Смысл этих метафор Эренштейна в том, что жизнь однажды осужденного человека как в тюрьме, так и на воле представляет собой, по сути, всего лишь один из множества вариантов жизни в капиталистическом обществе, идентичных по своему содержанию. Как отреагировал сам Фаллада на такое толкование его романа, мы, к сожалению, не знаем.
В заявке, написанной в апреле 1932 года, сам Фаллада так сформулировал идею своего романа: «Это будет не приключенческий роман и не описание преступного мира „глазами очевидца“; я просто хочу показать, как наша система наказаний и все общество в целом толкают человека, однажды преступившего закон, на новые преступления. Судимость делает его заведомо непригодным к роли активного члена общества: общество не желает больше допускать его к этой роли.
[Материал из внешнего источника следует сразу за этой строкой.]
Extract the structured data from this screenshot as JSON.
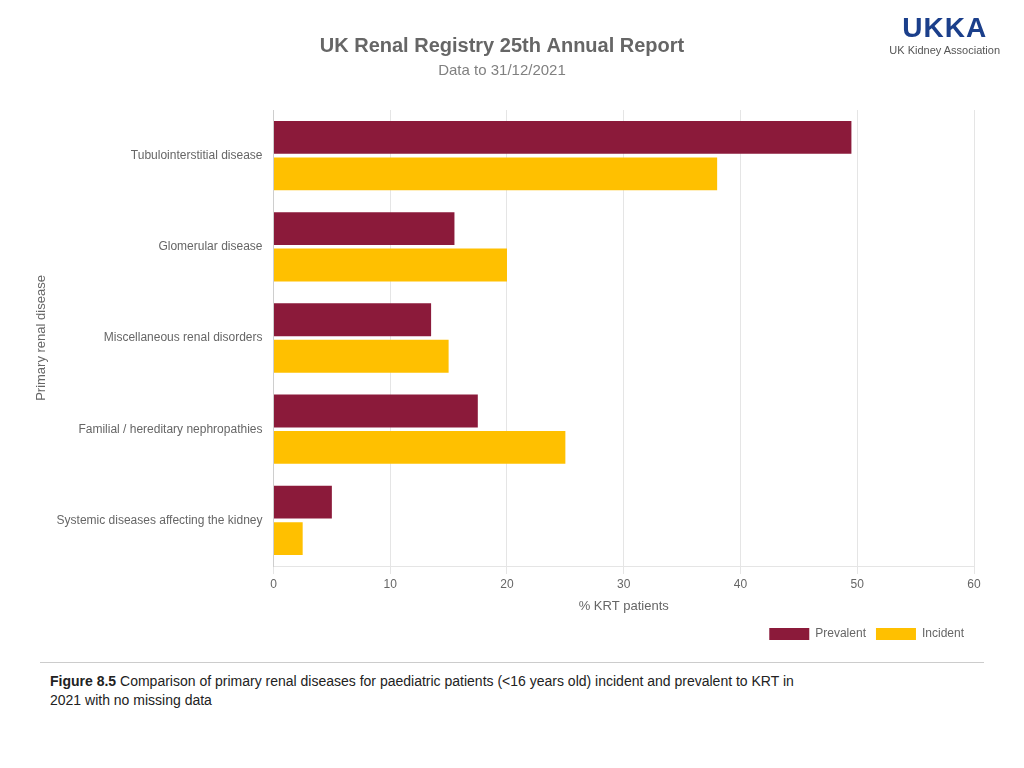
{
  "chart_data": {
    "type": "bar",
    "orientation": "horizontal",
    "title": "UK Renal Registry 25th Annual Report",
    "subtitle": "Data to 31/12/2021",
    "categories": [
      "Tubulointerstitial disease",
      "Glomerular disease",
      "Miscellaneous renal disorders",
      "Familial / hereditary nephropathies",
      "Systemic diseases affecting the kidney"
    ],
    "series": [
      {
        "name": "Prevalent",
        "color": "#8B1A3A",
        "values": [
          49.5,
          15.5,
          13.5,
          17.5,
          5.0
        ]
      },
      {
        "name": "Incident",
        "color": "#FFC000",
        "values": [
          38.0,
          20.0,
          15.0,
          25.0,
          2.5
        ]
      }
    ],
    "xlabel": "% KRT patients",
    "ylabel": "Primary renal disease",
    "xlim": [
      0,
      60
    ],
    "xticks": [
      0,
      10,
      20,
      30,
      40,
      50,
      60
    ],
    "grid": true,
    "legend": "lower right",
    "annotations": [
      "Figure 8.5",
      "Comparison of primary renal diseases for paediatric patients (<16 years old) incident and prevalent to KRT in\n2021 with no missing data",
      "UKKA",
      "UK Kidney Association"
    ]
  }
}
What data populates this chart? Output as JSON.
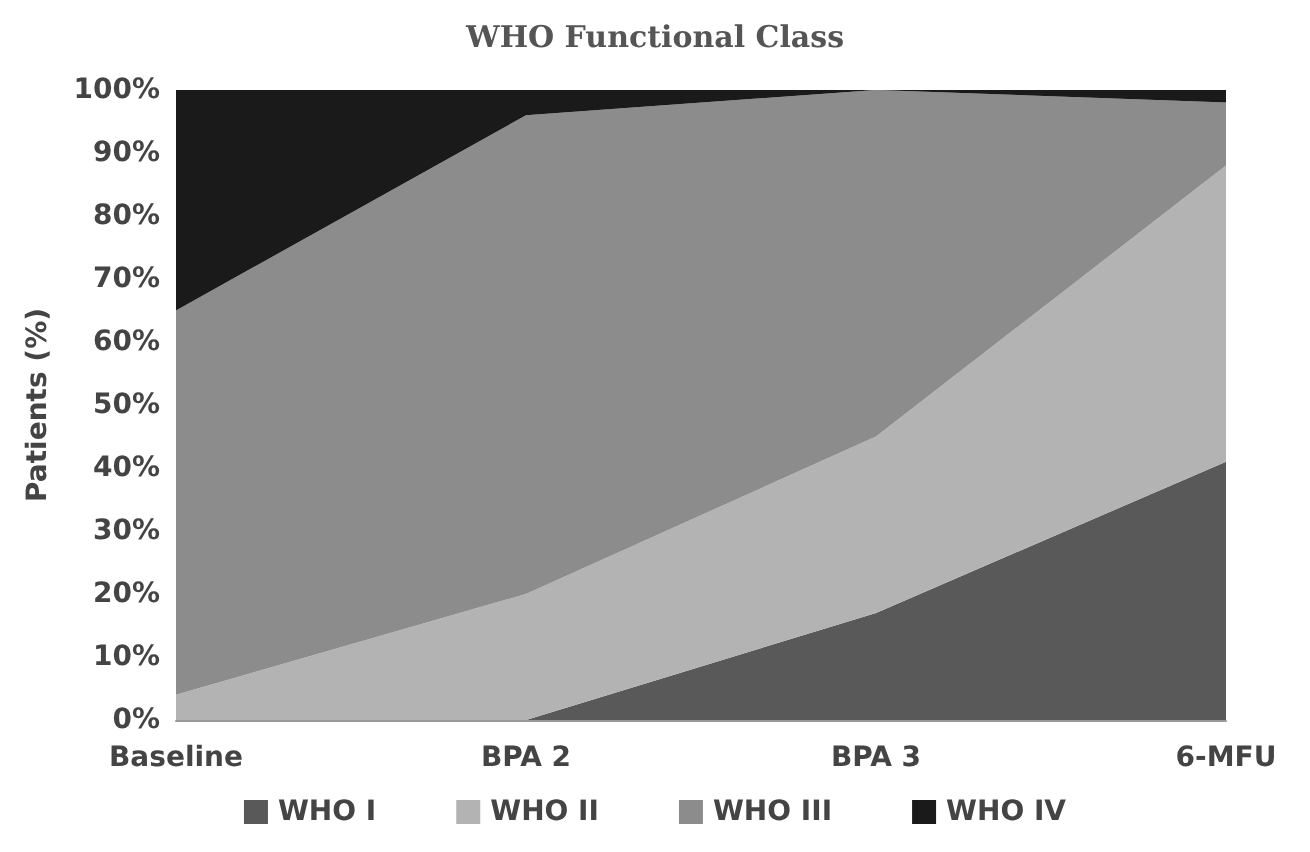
{
  "chart_data": {
    "type": "area",
    "title": "WHO Functional Class",
    "ylabel": "Patients (%)",
    "categories": [
      "Baseline",
      "BPA 2",
      "BPA 3",
      "6-MFU"
    ],
    "stacked": true,
    "legend": "bottom",
    "ylim": [
      0,
      100
    ],
    "yticks": [
      {
        "value": 0,
        "label": "0%"
      },
      {
        "value": 10,
        "label": "10%"
      },
      {
        "value": 20,
        "label": "20%"
      },
      {
        "value": 30,
        "label": "30%"
      },
      {
        "value": 40,
        "label": "40%"
      },
      {
        "value": 50,
        "label": "50%"
      },
      {
        "value": 60,
        "label": "60%"
      },
      {
        "value": 70,
        "label": "70%"
      },
      {
        "value": 80,
        "label": "80%"
      },
      {
        "value": 90,
        "label": "90%"
      },
      {
        "value": 100,
        "label": "100%"
      }
    ],
    "series": [
      {
        "name": "WHO I",
        "color": "#595959",
        "values": [
          0,
          0,
          17,
          41
        ]
      },
      {
        "name": "WHO II",
        "color": "#b3b3b3",
        "values": [
          4,
          20,
          28,
          47
        ]
      },
      {
        "name": "WHO III",
        "color": "#8c8c8c",
        "values": [
          61,
          76,
          55,
          10
        ]
      },
      {
        "name": "WHO IV",
        "color": "#1a1a1a",
        "values": [
          35,
          4,
          0,
          2
        ]
      }
    ]
  }
}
Неудачник Куфальт напрягает все силы, чтобы вернуться к активной жизни, — ведь во всех, — даже самых злых его поступках — еще теплится огонек человечности… Но общество неумолимо, шаг за шагом, — вопреки воле Куфальта — отторгает его от себя, превращая в то, чем хотят его видеть другие: в крохотную частицу дерьма, в микроб, вредоносный, а потому подлежащий уничтожению».
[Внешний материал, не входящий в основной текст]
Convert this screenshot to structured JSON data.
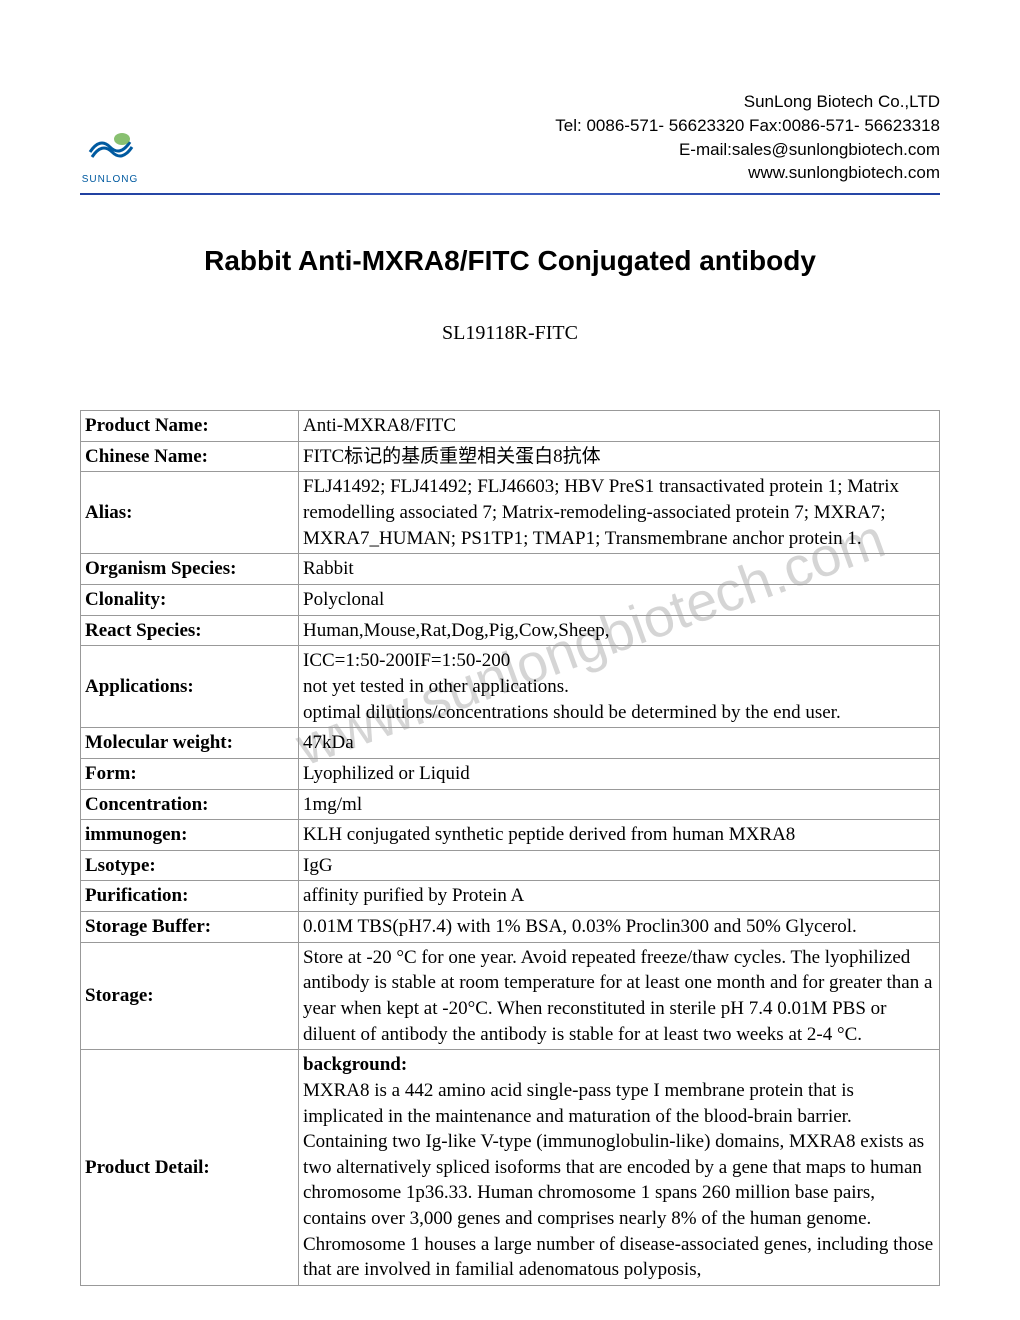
{
  "header": {
    "logo_text": "SUNLONG",
    "company_name": "SunLong Biotech Co.,LTD",
    "tel": "Tel: 0086-571- 56623320 Fax:0086-571- 56623318",
    "email": "E-mail:sales@sunlongbiotech.com",
    "website": "www.sunlongbiotech.com"
  },
  "title": "Rabbit Anti-MXRA8/FITC Conjugated antibody",
  "catalog_number": "SL19118R-FITC",
  "watermark": "www.sunlongbiotech.com",
  "specs": [
    {
      "label": "Product Name:",
      "value": "Anti-MXRA8/FITC"
    },
    {
      "label": "Chinese Name:",
      "value": "FITC标记的基质重塑相关蛋白8抗体"
    },
    {
      "label": "Alias:",
      "value": "FLJ41492; FLJ41492; FLJ46603; HBV PreS1 transactivated protein 1; Matrix remodelling associated 7; Matrix-remodeling-associated protein 7; MXRA7; MXRA7_HUMAN; PS1TP1; TMAP1; Transmembrane anchor protein 1."
    },
    {
      "label": "Organism Species:",
      "value": "Rabbit"
    },
    {
      "label": "Clonality:",
      "value": "Polyclonal"
    },
    {
      "label": "React Species:",
      "value": "Human,Mouse,Rat,Dog,Pig,Cow,Sheep,"
    },
    {
      "label": "Applications:",
      "value": "ICC=1:50-200IF=1:50-200\nnot yet tested in other applications.\noptimal dilutions/concentrations should be determined by the end user."
    },
    {
      "label": "Molecular weight:",
      "value": "47kDa"
    },
    {
      "label": "Form:",
      "value": "Lyophilized or Liquid"
    },
    {
      "label": "Concentration:",
      "value": "1mg/ml"
    },
    {
      "label": "immunogen:",
      "value": "KLH conjugated synthetic peptide derived from human MXRA8"
    },
    {
      "label": "Lsotype:",
      "value": "IgG"
    },
    {
      "label": "Purification:",
      "value": "affinity purified by Protein A"
    },
    {
      "label": "Storage Buffer:",
      "value": "0.01M TBS(pH7.4) with 1% BSA, 0.03% Proclin300 and 50% Glycerol."
    },
    {
      "label": "Storage:",
      "value": "Store at -20 °C for one year. Avoid repeated freeze/thaw cycles. The lyophilized antibody is stable at room temperature for at least one month and for greater than a year when kept at -20°C. When reconstituted in sterile pH 7.4 0.01M PBS or diluent of antibody the antibody is stable for at least two weeks at 2-4 °C."
    },
    {
      "label": "Product Detail:",
      "value": "background:\nMXRA8 is a 442 amino acid single-pass type I membrane protein that is implicated in the maintenance and maturation of the blood-brain barrier. Containing two Ig-like V-type (immunoglobulin-like) domains, MXRA8 exists as two alternatively spliced isoforms that are encoded by a gene that maps to human chromosome 1p36.33. Human chromosome 1 spans 260 million base pairs, contains over 3,000 genes and comprises nearly 8% of the human genome. Chromosome 1 houses a large number of disease-associated genes, including those that are involved in familial adenomatous polyposis,"
    }
  ],
  "colors": {
    "text": "#000000",
    "border": "#999999",
    "divider": "#2040a0",
    "watermark": "#d5d5d5",
    "logo_blue": "#005aa0",
    "logo_green": "#6ab04c"
  }
}
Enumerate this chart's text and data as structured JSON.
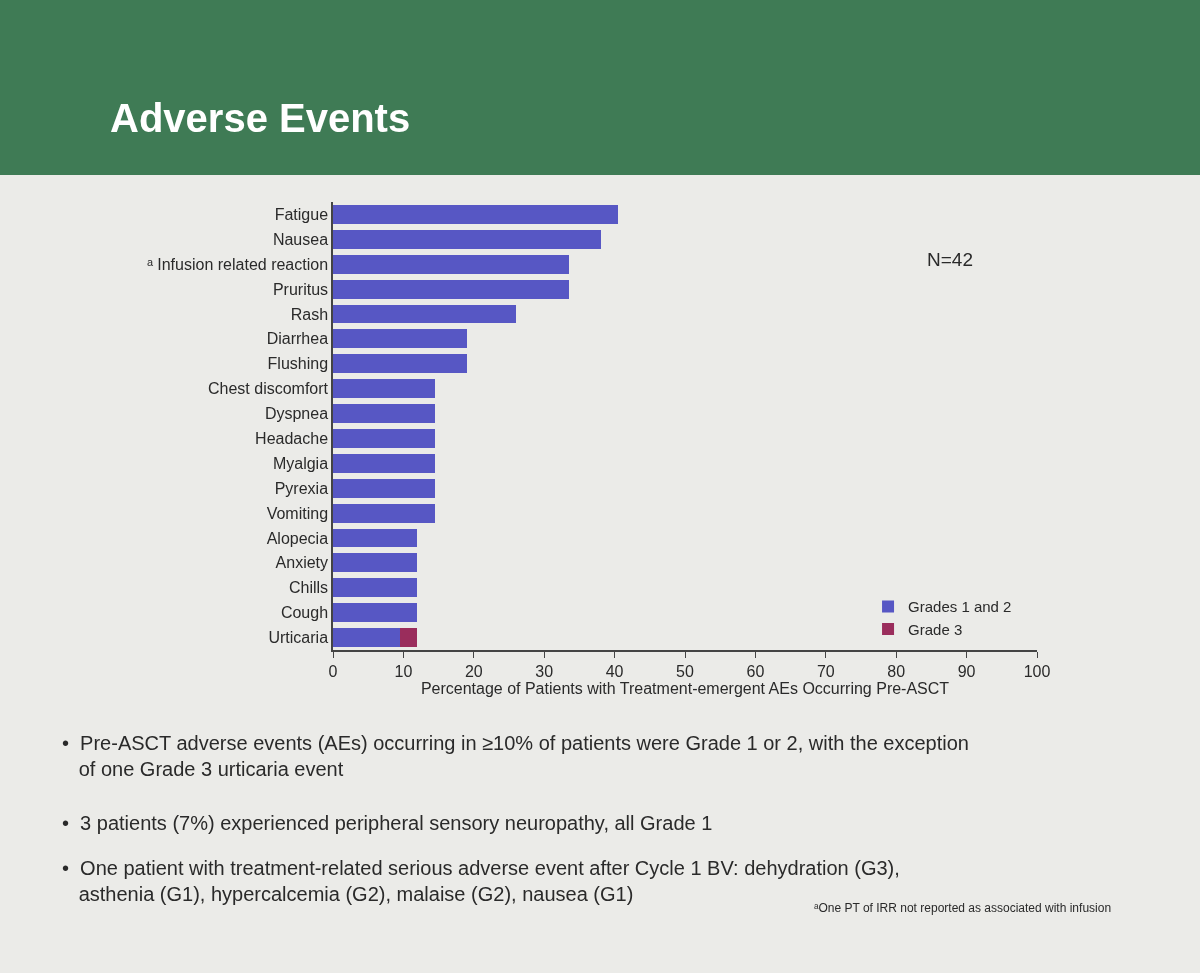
{
  "chart_data": {
    "type": "bar",
    "orientation": "horizontal",
    "stacked": true,
    "title": "Adverse Events",
    "xlabel": "Percentage of Patients with Treatment-emergent AEs Occurring Pre-ASCT",
    "categories": [
      "Fatigue",
      "Nausea",
      "ᵃ Infusion related reaction",
      "Pruritus",
      "Rash",
      "Diarrhea",
      "Flushing",
      "Chest discomfort",
      "Dyspnea",
      "Headache",
      "Myalgia",
      "Pyrexia",
      "Vomiting",
      "Alopecia",
      "Anxiety",
      "Chills",
      "Cough",
      "Urticaria"
    ],
    "series": [
      {
        "name": "Grades 1 and 2",
        "color": "#5757c4",
        "values": [
          40.5,
          38,
          33.5,
          33.5,
          26,
          19,
          19,
          14.5,
          14.5,
          14.5,
          14.5,
          14.5,
          14.5,
          12,
          12,
          12,
          12,
          9.5
        ]
      },
      {
        "name": "Grade 3",
        "color": "#9a2d5c",
        "values": [
          null,
          null,
          null,
          null,
          null,
          null,
          null,
          null,
          null,
          null,
          null,
          null,
          null,
          null,
          null,
          null,
          null,
          2.5
        ]
      }
    ],
    "xlim": [
      0,
      100
    ],
    "xticks": [
      0,
      10,
      20,
      30,
      40,
      50,
      60,
      70,
      80,
      90,
      100
    ],
    "legend": "bottom right",
    "annotations": [
      "N=42",
      "•  Pre-ASCT adverse events (AEs) occurring in ≥10% of patients were Grade 1 or 2, with the exception of one Grade 3 urticaria event",
      "•  3 patients (7%) experienced peripheral sensory neuropathy, all Grade 1",
      "•  One patient with treatment-related serious adverse event after Cycle 1 BV: dehydration (G3), asthenia (G1), hypercalcemia (G2), malaise (G2), nausea (G1)",
      "ᵃOne PT of IRR not reported as associated with infusion"
    ]
  }
}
Можно проследить, как автор доказывает этот свой постулат на примере трех-четырех совершенно разных судеб. Для этого он использует такие средства, как авантюра, гротеск, цепочки случайных удач и неудач, интригу, сводя их к одной неумолимой закономерности: в том, что происходит с героями, виновата не их «злая судьба», а изначально заданные, «естественные» условия их существования.
Утверждение, что роман Фаллады — лучшая книга своего времени о тюремной жизни, представляется читателю справедливым даже после того, как он убедится, что, собственно, в тюрьме происходит не более одной пятой всех описываемых автором событий. Тюремная жизнь не кончается с выходом на волю: тюрьма преследует бывшего заключенного, принимая всё новые обличья. Он связан с ней невидимым, но прочным канатом. Тюремное «личное дело» Куфальта появляется потом не только на столе у пастора Марцетуса: оно в разных видах сопровождает его повсюду, тянется за ним, как длинная черная тень. Само будущее теперь определяется этим прошлым, которое, как неизлечимая болезнь, делает невозможным его возвращение в общество добропорядочных бюргеров.
Это ощущение безысходности возникает уже в первых двух главах, в которых описывается жизнь в тюрьме. Не только потому, что Фаллада с беспощадной точностью воссоздает гнетущую тюремную атмосферу, но и потому, что постоянно сравнивает ее с жизнью «на воле». При этом тюрьма для него — не просто институт, созданный для изоляции и наказания преступников, но институт, созданный определенным обществом и в этом обществе действующий. И описывает он ее не саму по себе, а как элемент некоей системы, как часть, по которой нетрудно представить себе целое.